The Implications of Defending Forward in the New Pentagon Cyber Strategy
Ben Buchanan is an assistant teaching professor at Georgetown University and the author of The Cybersecurity Dilemma. You can follow him @BuchananBen
Last week, the Department of Defense launched a new cyber strategy. Although the details of the strategy are classified, the unclassified summary has attracted a lot of attention. Much of it has focused on the U.S. military’s plan to “defend forward” to better protect U.S. networks. This is an approach pushed by the Donald J. Trump administration, which is eager to highlight how it is loosening Obama-era restrictions on military cyber operations. Beyond the political posturing, the strategy does seem to reflect a freeing of U.S. Cyber Command to do more outside U.S. networks in order to interdict adversarial hackers before they can have malicious effects.

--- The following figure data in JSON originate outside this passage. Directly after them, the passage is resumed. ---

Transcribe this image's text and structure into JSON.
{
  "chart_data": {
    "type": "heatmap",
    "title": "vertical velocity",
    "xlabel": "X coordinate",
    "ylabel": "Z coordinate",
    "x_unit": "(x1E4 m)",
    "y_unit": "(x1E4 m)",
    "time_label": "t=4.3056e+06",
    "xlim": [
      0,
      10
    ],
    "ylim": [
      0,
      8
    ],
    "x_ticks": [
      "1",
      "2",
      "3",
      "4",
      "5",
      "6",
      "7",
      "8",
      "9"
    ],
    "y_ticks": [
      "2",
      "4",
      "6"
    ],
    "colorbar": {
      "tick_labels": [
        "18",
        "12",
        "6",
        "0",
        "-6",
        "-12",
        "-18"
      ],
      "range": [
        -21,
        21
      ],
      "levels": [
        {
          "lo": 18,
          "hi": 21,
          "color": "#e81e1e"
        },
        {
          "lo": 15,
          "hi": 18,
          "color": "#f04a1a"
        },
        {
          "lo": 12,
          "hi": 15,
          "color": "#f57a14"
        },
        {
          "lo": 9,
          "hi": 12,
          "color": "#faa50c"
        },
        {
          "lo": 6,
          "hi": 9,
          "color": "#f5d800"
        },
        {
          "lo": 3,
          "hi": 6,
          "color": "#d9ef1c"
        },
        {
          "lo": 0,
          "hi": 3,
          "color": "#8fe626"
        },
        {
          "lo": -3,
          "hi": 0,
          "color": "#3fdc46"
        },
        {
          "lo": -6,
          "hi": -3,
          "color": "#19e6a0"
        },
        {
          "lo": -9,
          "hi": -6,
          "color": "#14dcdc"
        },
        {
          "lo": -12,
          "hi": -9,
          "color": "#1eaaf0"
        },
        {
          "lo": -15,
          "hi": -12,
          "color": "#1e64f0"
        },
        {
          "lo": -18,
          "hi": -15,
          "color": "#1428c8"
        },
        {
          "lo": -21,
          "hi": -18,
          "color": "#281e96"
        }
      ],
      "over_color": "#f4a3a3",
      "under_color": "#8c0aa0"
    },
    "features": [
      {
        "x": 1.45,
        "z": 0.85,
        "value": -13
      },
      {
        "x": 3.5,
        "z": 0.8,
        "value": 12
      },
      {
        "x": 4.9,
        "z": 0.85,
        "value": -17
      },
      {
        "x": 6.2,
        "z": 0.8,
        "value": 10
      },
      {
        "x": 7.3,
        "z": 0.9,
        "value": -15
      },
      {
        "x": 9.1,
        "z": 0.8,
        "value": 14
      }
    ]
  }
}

Conceptually, this is not nearly as new as some of the analyses have suggested. In my book The Cybersecurity Dilemma, I outlined several cases of the National Security Agency (NSA) undertaking activities that would seem to fit easily under the broad heading of defending forward. In one instance that I recounted at some length, the NSA’s intrusion group (then known as Tailored Access Operations) hacked digital infrastructure used by the Third Department of the People’s Liberation Army, then made their way upstream and hacked into the computers from which the PLA was conducting their operations. In so doing, the NSA developed an excellent picture of the Chinese operations and used that intelligence to thwart specific Chinese intrusion attempts against U.S. networks. It is probably reasonable to assume that the modern conception of defending forward gives the military authority to conduct similar kinds of operations and perhaps also the ability to interfere directly with adversary operations by manipulating their devices and infrastructure.

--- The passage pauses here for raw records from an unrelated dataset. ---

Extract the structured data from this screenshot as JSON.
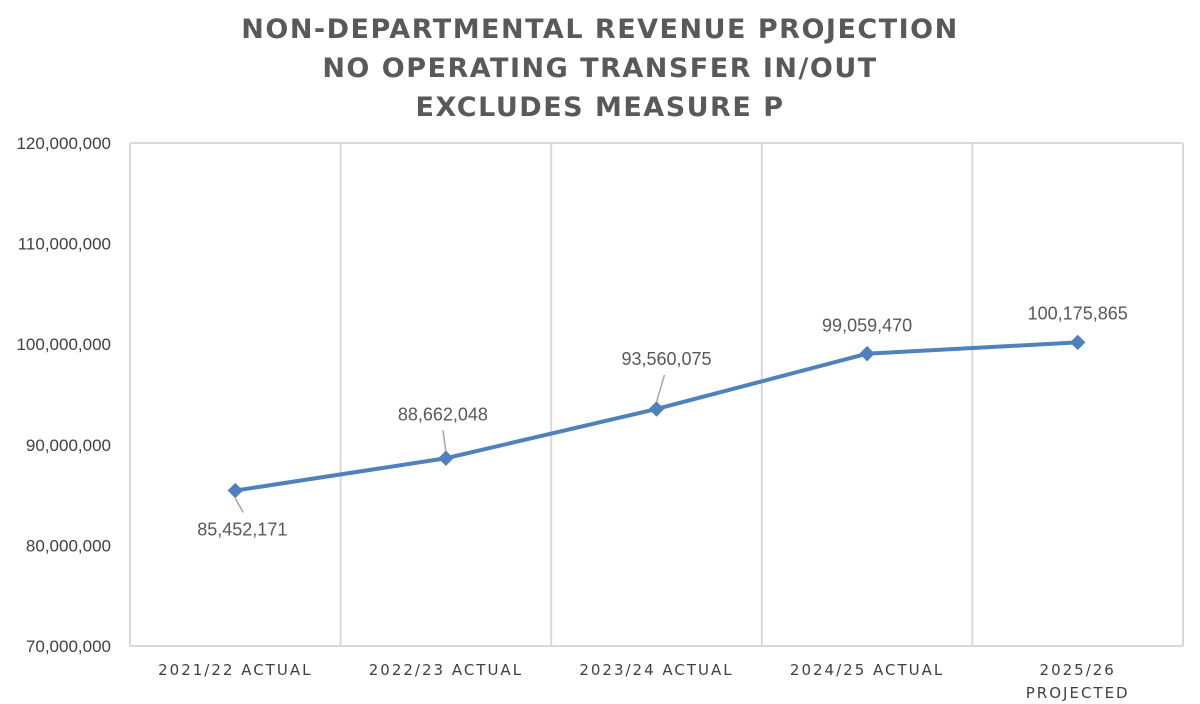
{
  "chart_data": {
    "type": "line",
    "title_lines": [
      "NON-DEPARTMENTAL REVENUE PROJECTION",
      "NO OPERATING TRANSFER IN/OUT",
      "EXCLUDES MEASURE P"
    ],
    "categories": [
      [
        "2021/22 ACTUAL"
      ],
      [
        "2022/23 ACTUAL"
      ],
      [
        "2023/24 ACTUAL"
      ],
      [
        "2024/25 ACTUAL"
      ],
      [
        "2025/26",
        "PROJECTED"
      ]
    ],
    "series": [
      {
        "values": [
          85452171,
          88662048,
          93560075,
          99059470,
          100175865
        ],
        "data_labels": [
          "85,452,171",
          "88,662,048",
          "93,560,075",
          "99,059,470",
          "100,175,865"
        ],
        "color": "#4f81bd",
        "marker": "diamond"
      }
    ],
    "ylim": [
      70000000,
      120000000
    ],
    "yticks": [
      70000000,
      80000000,
      90000000,
      100000000,
      110000000,
      120000000
    ],
    "ytick_labels": [
      "70,000,000",
      "80,000,000",
      "90,000,000",
      "100,000,000",
      "110,000,000",
      "120,000,000"
    ],
    "xlabel": "",
    "ylabel": "",
    "grid": "vertical",
    "legend": "none",
    "colors": {
      "line": "#4f81bd",
      "grid": "#d9d9d9",
      "text": "#595959",
      "leader": "#a6a6a6"
    }
  }
}
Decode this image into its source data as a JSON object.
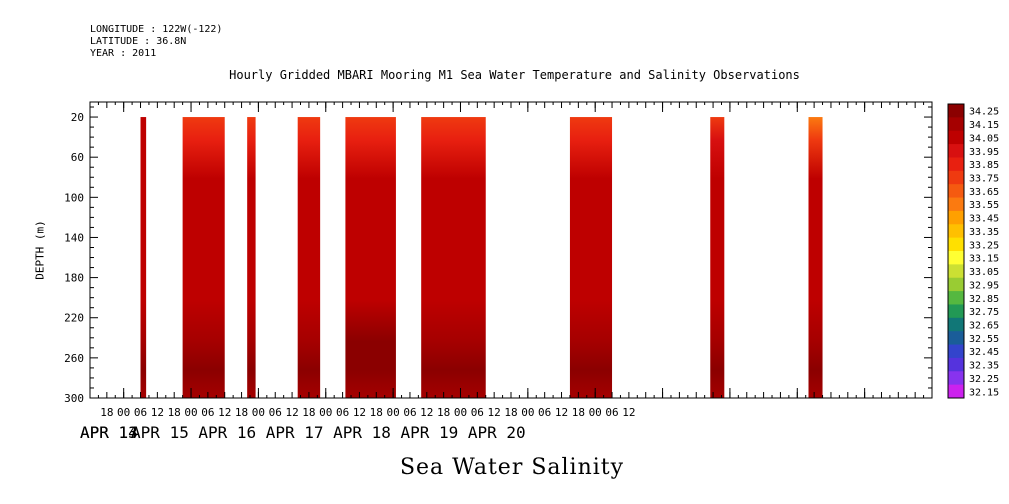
{
  "header": {
    "longitude": "LONGITUDE : 122W(-122)",
    "latitude": "LATITUDE : 36.8N",
    "year": "YEAR : 2011"
  },
  "chart_data": {
    "type": "heatmap",
    "title": "Hourly Gridded MBARI Mooring M1 Sea Water Temperature and Salinity Observations",
    "ylabel": "DEPTH (m)",
    "bottom_label": "Sea Water Salinity",
    "x_axis": {
      "hour_ticks": [
        "18",
        "00",
        "06",
        "12",
        "18",
        "00",
        "06",
        "12",
        "18",
        "00",
        "06",
        "12",
        "18",
        "00",
        "06",
        "12",
        "18",
        "00",
        "06",
        "12",
        "18",
        "00",
        "06",
        "12",
        "18",
        "00",
        "06",
        "12",
        "18",
        "00",
        "06",
        "12"
      ],
      "date_labels": [
        "APR 13",
        "APR 14",
        "APR 15",
        "APR 16",
        "APR 17",
        "APR 18",
        "APR 19",
        "APR 20"
      ],
      "range_hours_from_apr13_00": [
        12,
        312
      ]
    },
    "y_axis": {
      "ticks": [
        20,
        60,
        100,
        140,
        180,
        220,
        260,
        300
      ],
      "range": [
        300,
        5
      ],
      "inverted": true
    },
    "colorbar": {
      "levels": [
        "34.25",
        "34.15",
        "34.05",
        "33.95",
        "33.85",
        "33.75",
        "33.65",
        "33.55",
        "33.45",
        "33.35",
        "33.25",
        "33.15",
        "33.05",
        "32.95",
        "32.85",
        "32.75",
        "32.65",
        "32.55",
        "32.45",
        "32.35",
        "32.25",
        "32.15"
      ],
      "colors": [
        "#8b0000",
        "#a50000",
        "#be0000",
        "#d81010",
        "#e82010",
        "#ef3a10",
        "#f55a10",
        "#fb7a10",
        "#ffa000",
        "#ffc000",
        "#ffe000",
        "#ffff33",
        "#cce033",
        "#99cc33",
        "#55b840",
        "#229955",
        "#117777",
        "#1a5d99",
        "#3344cc",
        "#5533dd",
        "#8833ee",
        "#cc22ee"
      ]
    },
    "segments": [
      {
        "start": 30,
        "end": 32,
        "surface": 34.0,
        "mid": 34.05,
        "deep": 34.22
      },
      {
        "start": 45,
        "end": 60,
        "surface": 33.7,
        "mid": 34.05,
        "deep": 34.2
      },
      {
        "start": 68,
        "end": 71,
        "surface": 33.75,
        "mid": 34.05,
        "deep": 34.2
      },
      {
        "start": 86,
        "end": 94,
        "surface": 33.75,
        "mid": 34.05,
        "deep": 34.2
      },
      {
        "start": 103,
        "end": 121,
        "surface": 33.75,
        "mid": 34.05,
        "deep": 34.23
      },
      {
        "start": 130,
        "end": 153,
        "surface": 33.7,
        "mid": 34.05,
        "deep": 34.2
      },
      {
        "start": 183,
        "end": 198,
        "surface": 33.75,
        "mid": 34.05,
        "deep": 34.2
      },
      {
        "start": 233,
        "end": 238,
        "surface": 33.8,
        "mid": 34.05,
        "deep": 34.22
      },
      {
        "start": 268,
        "end": 273,
        "surface": 33.55,
        "mid": 34.05,
        "deep": 34.2
      }
    ]
  }
}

This change highlights an important point: the study of escalation in cyber operations is still nascent. My scholarly work has focused on how difficult it is for a nation that suffers an intrusion into a critically important network to interpret the intruders’ intent—a variant on the classic security dilemma. I argued that it was hard to know if the intruders were setting up for a significant cyberattack or if they were just gathering intelligence. In light of this ambiguity, and due to some particular operational factors endemic to hacking efforts, nations are likely to assume the worst and not give the intruders the benefit of the doubt. It seems reasonable to expect that, as hard as it is to differentiate between intelligence collection and attack in cyber operations, it is even harder still to distinguish between defending forward and attacking forward. If the new strategy permits U.S. operators to be more aggressive than what the NSA was previously doing, that could have significant implications for escalation risks.

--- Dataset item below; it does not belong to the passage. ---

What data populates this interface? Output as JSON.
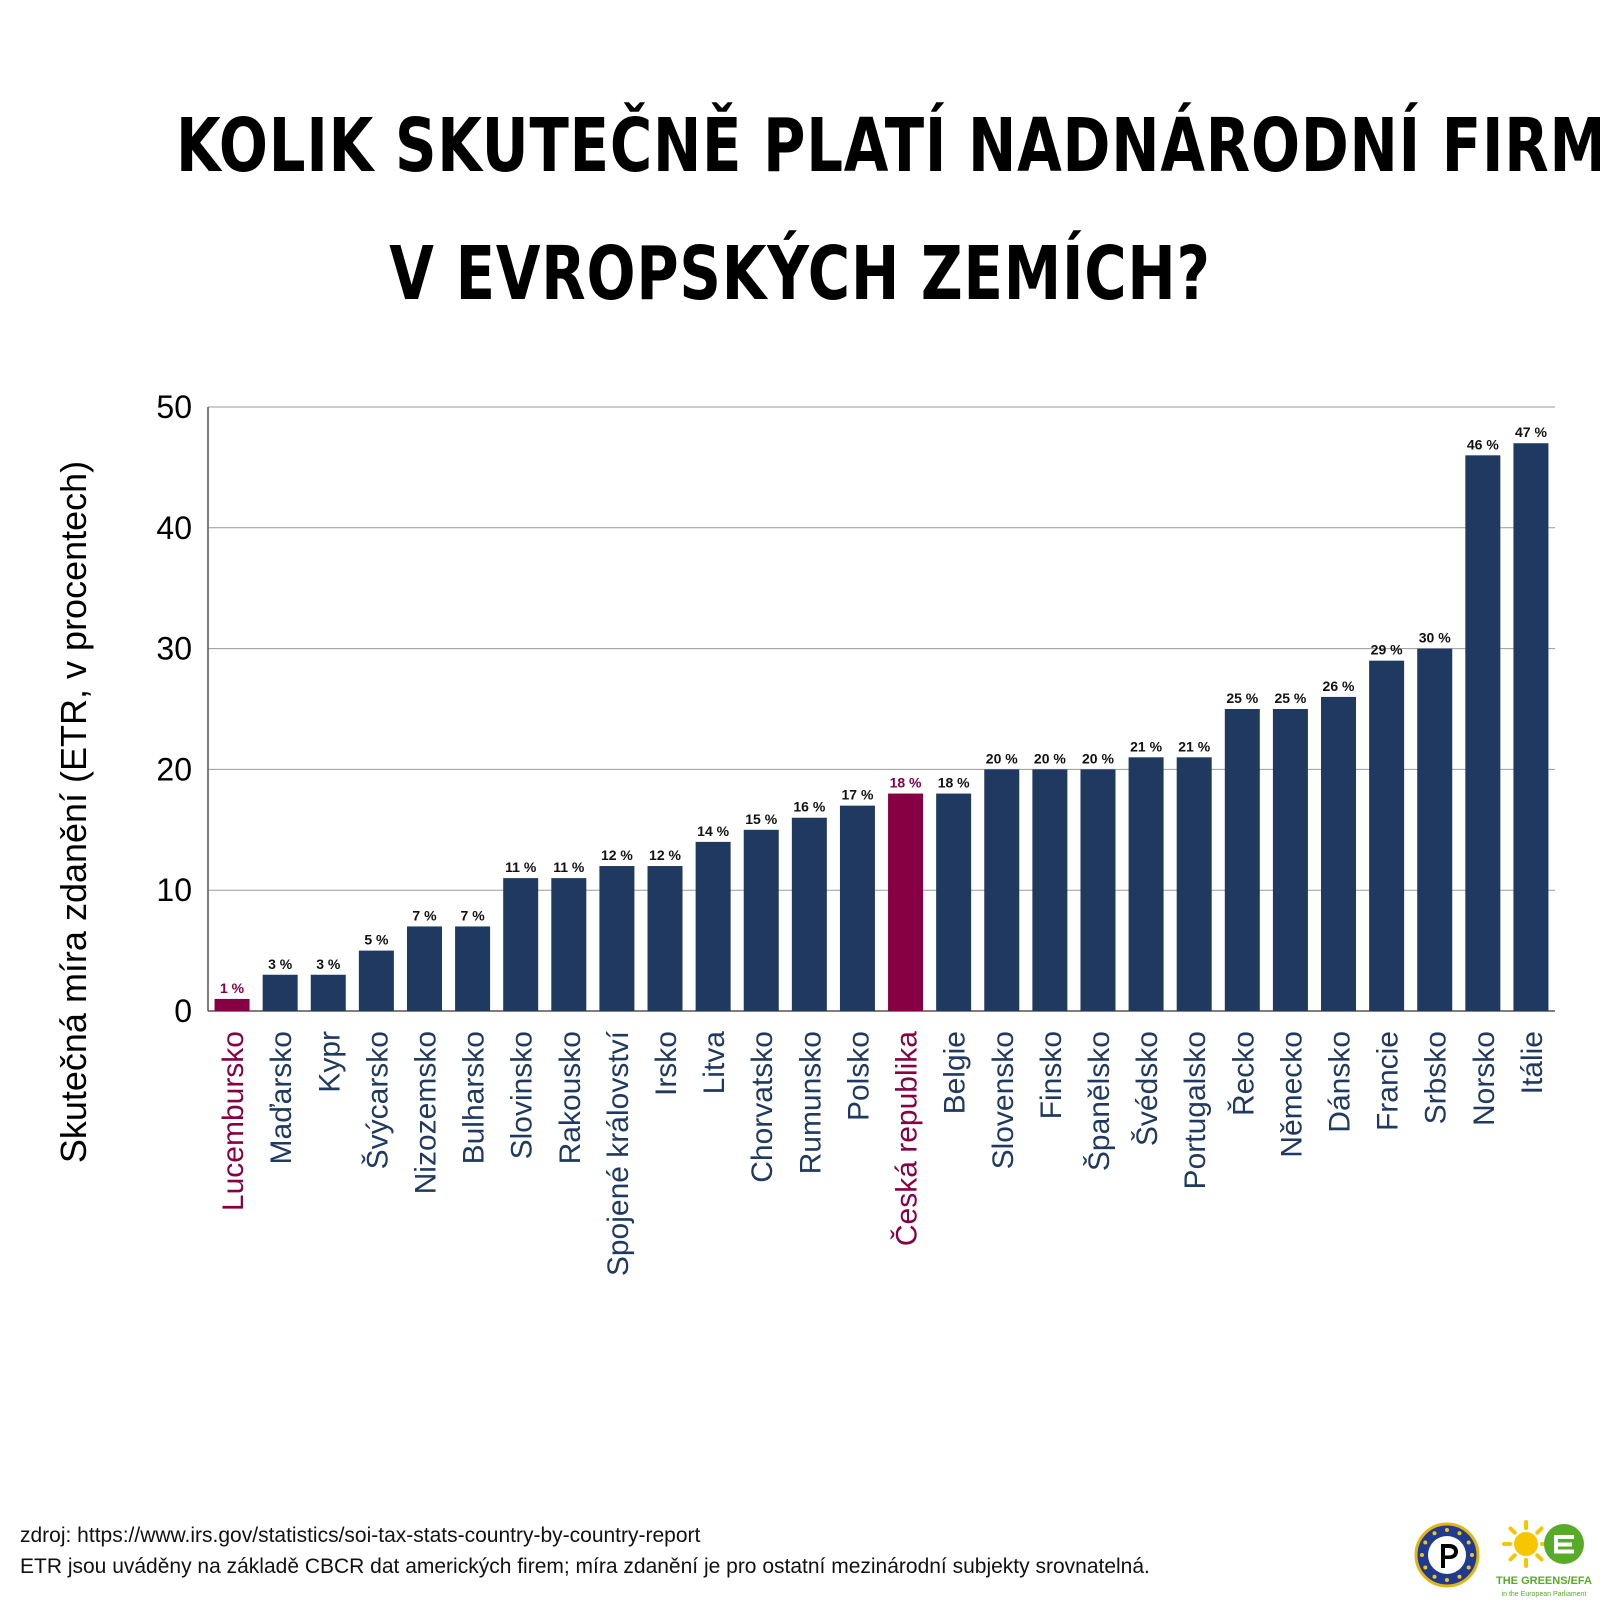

Since the publication of The Cybersecurity Dilemma, I am often asked about why we do not see more escalation in cyber operations. There are at least three reasons. First, an enormous amount of activity, including direct interactions between hackers from different nations, takes place out of public view; it is naïve to assume that outside observers know all of what actually happens. Second, nations thus far seem to prefer it that way, and have worked to not perform cyber activities that would cause a spillover into non-cyber areas, especially kinetic military operations. Third, the Obama administration in particular exhibited a tremendous caution in the world of offensive cyber operations, to the critique of some analysts. For example, the 2015 DOD cyber strategy spoke of the need to mitigate risk but also explicitly highlighted the goal of controlling escalation—a topic that is mostly out of view this time.
If President Trump’s Department of Defense is taking off the gloves as much as this strategy claims to, we should expect the potential for notable effects. General Paul Nakasone, in his confirmation hearing as the new head of the NSA and Cyber Command, noted that U.S. adversaries do not fear the United States when it comes to cyber operations. He’s right. Matching the high risk tolerance of our adversaries, especially Russia, with more aggressive operations may prove to be a wise policy choice. It may enable the United States to better thwart their operations and re-establish fear of what Washington can do. But policymakers and scholars should not pretend that defending forward is an entirely new concept nor one without its own associated dangers.